Former President Daniel Arap Moi and his former right hand man, Nicholas Biwott, considered the real power behind Moi' long 24 year reign, and Kibakis's cabinet minister Kipruto Arap Kirwa, turfed the Rift Valley to rally Kalenjin support for Kibaki on the Presidential ticket while maintining allegiance to Kanu on the Parliamentary ticket. In the Eastern Province, Ukambani chieftains —turned PNU candidates, Mr Mutua Katuku (Water Development minister and Prof Kivutha Kibwana (Lands minister), were entrusted with selling Kibaki's campaign in parts of this province.

But Kenyans overwhelmingly rejected these ethnic overtures and instead, pusnished these bearers of the ethnic torch, voting out Vice-President Awori, Nyachae, Kituyi, Kombo, Tuju, Kirwa, Katuku and Kibwana who were among the 20 cabinet ministers who lost their seats during the elections.

Moi's ethnic card resulted in the total destruction of the Moi dynasty in the Rift Valley Province as his three sons, Gideon, Raymond and Jonathan all lost in the Parliamentary polls in Baringo and Eldama Ravine.

Overall, the 2007 elections was one that saw the majority of voters shunning ethnic politics by punishing divisive politicians and rewarding politicians who forged a united national front under the ODM Parliamentary and Presidential tickets.

More importantly, the 2007 elections ushered in a new wave of women politicians, most of them running on ODM ticket, some of whom defeated a powerful slates of male candidates in a number of constituencies.

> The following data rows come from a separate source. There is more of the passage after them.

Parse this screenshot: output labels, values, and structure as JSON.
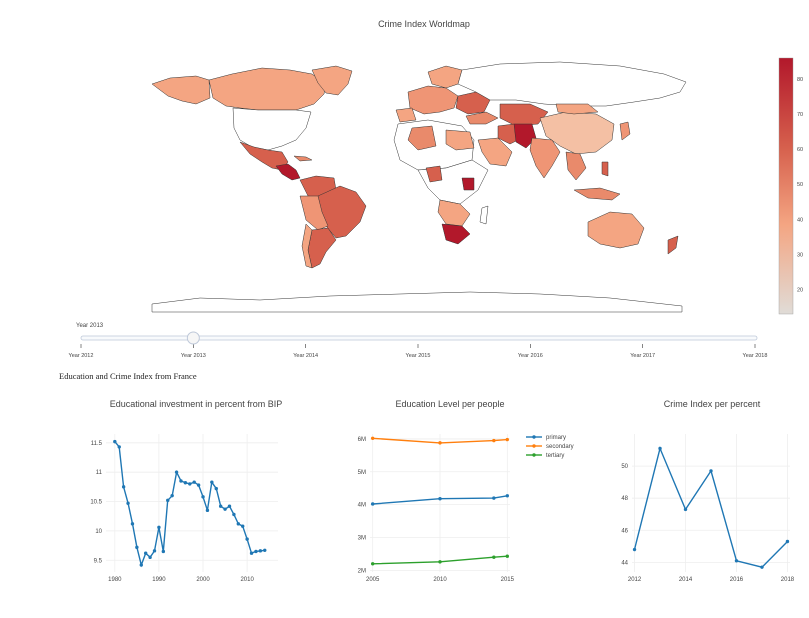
{
  "map": {
    "title": "Crime Index Worldmap",
    "colorbar": {
      "ticks": [
        "80",
        "70",
        "60",
        "50",
        "40",
        "30",
        "20"
      ],
      "tick_values": [
        80,
        70,
        60,
        50,
        40,
        30,
        20
      ],
      "range": [
        13,
        86
      ],
      "colors": [
        "#b2182b",
        "#d6604d",
        "#f4a582",
        "#e0dcd7"
      ]
    }
  },
  "slider": {
    "current_label": "Year 2013",
    "steps": [
      "Year 2012",
      "Year 2013",
      "Year 2014",
      "Year 2015",
      "Year 2016",
      "Year 2017",
      "Year 2018"
    ],
    "active_index": 1
  },
  "section_heading": "Education and Crime Index from France",
  "chart_data": [
    {
      "type": "line",
      "title": "Educational investment in percent from BIP",
      "xlabel": "",
      "ylabel": "",
      "xlim": [
        1978,
        2017
      ],
      "ylim": [
        9.3,
        11.65
      ],
      "xticks": [
        1980,
        1990,
        2000,
        2010
      ],
      "xtick_labels": [
        "1980",
        "1990",
        "2000",
        "2010"
      ],
      "yticks": [
        9.5,
        10,
        10.5,
        11,
        11.5
      ],
      "ytick_labels": [
        "9.5",
        "10",
        "10.5",
        "11",
        "11.5"
      ],
      "grid": true,
      "color": "#1f77b4",
      "x": [
        1980,
        1981,
        1982,
        1983,
        1984,
        1985,
        1986,
        1987,
        1988,
        1989,
        1990,
        1991,
        1992,
        1993,
        1994,
        1995,
        1996,
        1997,
        1998,
        1999,
        2000,
        2001,
        2002,
        2003,
        2004,
        2005,
        2006,
        2007,
        2008,
        2009,
        2010,
        2011,
        2012,
        2013,
        2014
      ],
      "y": [
        11.52,
        11.43,
        10.75,
        10.47,
        10.12,
        9.72,
        9.42,
        9.62,
        9.55,
        9.66,
        10.06,
        9.65,
        10.52,
        10.6,
        11.0,
        10.85,
        10.82,
        10.8,
        10.83,
        10.78,
        10.58,
        10.35,
        10.83,
        10.72,
        10.42,
        10.37,
        10.42,
        10.28,
        10.12,
        10.08,
        9.86,
        9.62,
        9.65,
        9.66,
        9.67
      ]
    },
    {
      "type": "line",
      "title": "Education Level per people",
      "xlabel": "",
      "ylabel": "",
      "xlim": [
        2004.8,
        2015.2
      ],
      "ylim": [
        1.95,
        6.15
      ],
      "xticks": [
        2005,
        2010,
        2015
      ],
      "xtick_labels": [
        "2005",
        "2010",
        "2015"
      ],
      "yticks": [
        2,
        3,
        4,
        5,
        6
      ],
      "ytick_labels": [
        "2M",
        "3M",
        "4M",
        "5M",
        "6M"
      ],
      "grid": true,
      "legend": "top-right",
      "categories_x": [
        2005,
        2010,
        2014,
        2015
      ],
      "series": [
        {
          "name": "primary",
          "color": "#1f77b4",
          "x": [
            2005,
            2010,
            2014,
            2015
          ],
          "y": [
            4.02,
            4.18,
            4.2,
            4.27
          ]
        },
        {
          "name": "secondary",
          "color": "#ff7f0e",
          "x": [
            2005,
            2010,
            2014,
            2015
          ],
          "y": [
            6.02,
            5.88,
            5.95,
            5.98
          ]
        },
        {
          "name": "tertiary",
          "color": "#2ca02c",
          "x": [
            2005,
            2010,
            2014,
            2015
          ],
          "y": [
            2.2,
            2.26,
            2.4,
            2.43
          ]
        }
      ]
    },
    {
      "type": "line",
      "title": "Crime Index per percent",
      "xlabel": "",
      "ylabel": "",
      "xlim": [
        2011.9,
        2018.1
      ],
      "ylim": [
        43.4,
        52.0
      ],
      "xticks": [
        2012,
        2014,
        2016,
        2018
      ],
      "xtick_labels": [
        "2012",
        "2014",
        "2016",
        "2018"
      ],
      "yticks": [
        44,
        46,
        48,
        50
      ],
      "ytick_labels": [
        "44",
        "46",
        "48",
        "50"
      ],
      "grid": true,
      "color": "#1f77b4",
      "x": [
        2012,
        2013,
        2014,
        2015,
        2016,
        2017,
        2018
      ],
      "y": [
        44.8,
        51.1,
        47.3,
        49.7,
        44.1,
        43.7,
        45.3
      ]
    }
  ]
}
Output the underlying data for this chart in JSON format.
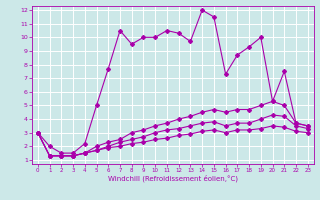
{
  "xlabel": "Windchill (Refroidissement éolien,°C)",
  "bg_color": "#cce8e8",
  "line_color": "#aa00aa",
  "xmin": 0,
  "xmax": 23,
  "ymin": 1,
  "ymax": 12,
  "yticks": [
    1,
    2,
    3,
    4,
    5,
    6,
    7,
    8,
    9,
    10,
    11,
    12
  ],
  "xticks": [
    0,
    1,
    2,
    3,
    4,
    5,
    6,
    7,
    8,
    9,
    10,
    11,
    12,
    13,
    14,
    15,
    16,
    17,
    18,
    19,
    20,
    21,
    22,
    23
  ],
  "series1_x": [
    0,
    1,
    2,
    3,
    4,
    5,
    6,
    7,
    8,
    9,
    10,
    11,
    12,
    13,
    14,
    15,
    16,
    17,
    18,
    19,
    20,
    21,
    22,
    23
  ],
  "series1_y": [
    3.0,
    2.0,
    1.5,
    1.5,
    2.2,
    5.0,
    7.7,
    10.5,
    9.5,
    10.0,
    10.0,
    10.5,
    10.3,
    9.7,
    12.0,
    11.5,
    7.3,
    8.7,
    9.3,
    10.0,
    5.3,
    7.5,
    3.7,
    3.5
  ],
  "series2_x": [
    0,
    1,
    2,
    3,
    4,
    5,
    6,
    7,
    8,
    9,
    10,
    11,
    12,
    13,
    14,
    15,
    16,
    17,
    18,
    19,
    20,
    21,
    22,
    23
  ],
  "series2_y": [
    3.0,
    1.3,
    1.3,
    1.3,
    1.5,
    2.0,
    2.3,
    2.5,
    3.0,
    3.2,
    3.5,
    3.7,
    4.0,
    4.2,
    4.5,
    4.7,
    4.5,
    4.7,
    4.7,
    5.0,
    5.3,
    5.0,
    3.7,
    3.5
  ],
  "series3_x": [
    0,
    1,
    2,
    3,
    4,
    5,
    6,
    7,
    8,
    9,
    10,
    11,
    12,
    13,
    14,
    15,
    16,
    17,
    18,
    19,
    20,
    21,
    22,
    23
  ],
  "series3_y": [
    3.0,
    1.3,
    1.3,
    1.3,
    1.5,
    1.7,
    2.0,
    2.3,
    2.5,
    2.7,
    3.0,
    3.2,
    3.3,
    3.5,
    3.7,
    3.8,
    3.5,
    3.7,
    3.7,
    4.0,
    4.3,
    4.2,
    3.5,
    3.3
  ],
  "series4_x": [
    0,
    1,
    2,
    3,
    4,
    5,
    6,
    7,
    8,
    9,
    10,
    11,
    12,
    13,
    14,
    15,
    16,
    17,
    18,
    19,
    20,
    21,
    22,
    23
  ],
  "series4_y": [
    3.0,
    1.3,
    1.3,
    1.3,
    1.5,
    1.7,
    1.9,
    2.0,
    2.2,
    2.3,
    2.5,
    2.6,
    2.8,
    2.9,
    3.1,
    3.2,
    3.0,
    3.2,
    3.2,
    3.3,
    3.5,
    3.4,
    3.1,
    3.0
  ],
  "marker": "D",
  "markersize": 2.0,
  "linewidth": 0.8
}
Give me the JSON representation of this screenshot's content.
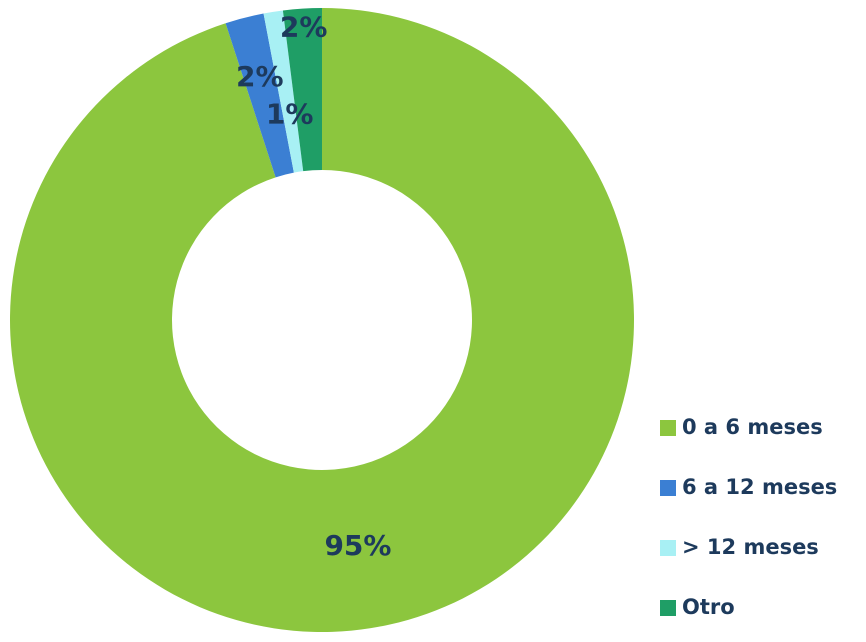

Also, small parties never used to winning even single seats in parliament, had a field day as they bagged in a total of 21 seats, some of them at the expense of Kibaki's PNU.

By colluding with the Kibaki government, the ECK led Kenyans down by rigging the elections in favour of the incumbent, hence curtailing a certain democratic precedent for Kenya. But through mass rejection of Kibaki's “re-election,” ODM supporters and leaders alike are determined to reclaim their hard fought democratic triumph by placing popular pressure on President Kibaki to step down. The million man protest at Uhuru Park on Thursday, represents the beginning of a new struggle to reshape Kenyan politics and set the East African nation on the path to democratic consolidation.